36. Di Abba Arsenio si racconta che una volta, quando era malato a Scete, il sacerdote venne a portarlo in chiesa e lo mise su un letto con un piccolo cuscino sotto la testa. Un anziano che veniva a trovarlo, vedendolo disteso su un letto con un piccolo cuscino sotto la testa, rimase scioccato e disse: “È davvero questo Abba Arsenio, quest’uomo disteso in questo modo?”. Allora il sacerdote lo prese in disparte e gli chiese: “Nel villaggio in cui vivevi, che mestiere facevi?” “Ero un pastore”, rispose. E come vivevi?” “Avevo una vita molto dura”. Allora il sacerdote disse: “E come vivi ora nella tua cella?”. L’altro rispose: “Più comodo”. Allora gli disse: “Vedi questo Abba Arsenio? Quando era nel mondo era come un padre per l’imperatore, circondato da migliaia di schiavi con cinture d’oro, tutti con collari d’oro e abiti di seta. Sotto di lui erano stese ricche coperte. Mentre tu eri nel mondo come pastore non godevi nemmeno delle comodità che hai ora, ma egli non gode più della vita delicata che conduceva nel mondo. Così tu ora sei confortato mentre egli è afflitto”. A queste parole l’anziano fu pieno di compunzione e si prostrò dicendo: “Padre, perdonami, perché ho peccato”. In verità la via seguita da quest’uomo è la via della verità, perché conduce all’umiltà, mentre la mia conduce al benessere”. Così l’anziano si ritirò, edificato.

37. Uno dei Padri andò a trovare Abba Arsenio.
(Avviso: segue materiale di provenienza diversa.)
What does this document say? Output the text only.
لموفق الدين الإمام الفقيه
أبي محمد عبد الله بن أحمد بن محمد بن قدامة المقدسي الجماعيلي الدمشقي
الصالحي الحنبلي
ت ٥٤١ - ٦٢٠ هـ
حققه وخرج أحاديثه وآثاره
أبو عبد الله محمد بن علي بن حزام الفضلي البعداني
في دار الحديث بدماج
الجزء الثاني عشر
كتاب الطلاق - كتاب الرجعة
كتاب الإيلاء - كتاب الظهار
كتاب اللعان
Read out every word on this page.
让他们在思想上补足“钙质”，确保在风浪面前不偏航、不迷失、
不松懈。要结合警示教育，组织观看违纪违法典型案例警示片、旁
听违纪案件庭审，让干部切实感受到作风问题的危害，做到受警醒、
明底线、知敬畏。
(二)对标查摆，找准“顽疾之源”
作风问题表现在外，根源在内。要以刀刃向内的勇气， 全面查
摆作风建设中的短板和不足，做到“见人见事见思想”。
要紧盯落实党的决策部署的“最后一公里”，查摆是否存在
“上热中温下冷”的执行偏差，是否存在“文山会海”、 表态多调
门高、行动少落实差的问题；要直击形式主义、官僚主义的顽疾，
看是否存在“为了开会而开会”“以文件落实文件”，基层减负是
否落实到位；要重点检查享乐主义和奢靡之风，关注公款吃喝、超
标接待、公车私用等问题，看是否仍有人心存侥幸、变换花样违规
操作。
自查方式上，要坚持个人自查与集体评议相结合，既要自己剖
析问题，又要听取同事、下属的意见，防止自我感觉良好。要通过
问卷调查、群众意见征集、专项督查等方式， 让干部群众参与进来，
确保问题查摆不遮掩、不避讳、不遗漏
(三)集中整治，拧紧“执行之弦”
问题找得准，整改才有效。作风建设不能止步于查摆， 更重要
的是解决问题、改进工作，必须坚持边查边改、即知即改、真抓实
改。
Quando bussò alla porta, l’anziano aprì, pensando che fosse il suo servo. Ma quando vide che era un’altra persona, cadde con la faccia a terra. L’altro gli disse: “Alzati, padre, perché possa salutarti”. Ma l’anziano rispose: “Non mi alzerò finché non te ne sarai andato” e, nonostante le molte suppliche, non si alzò finché l’altro non se ne fu andato.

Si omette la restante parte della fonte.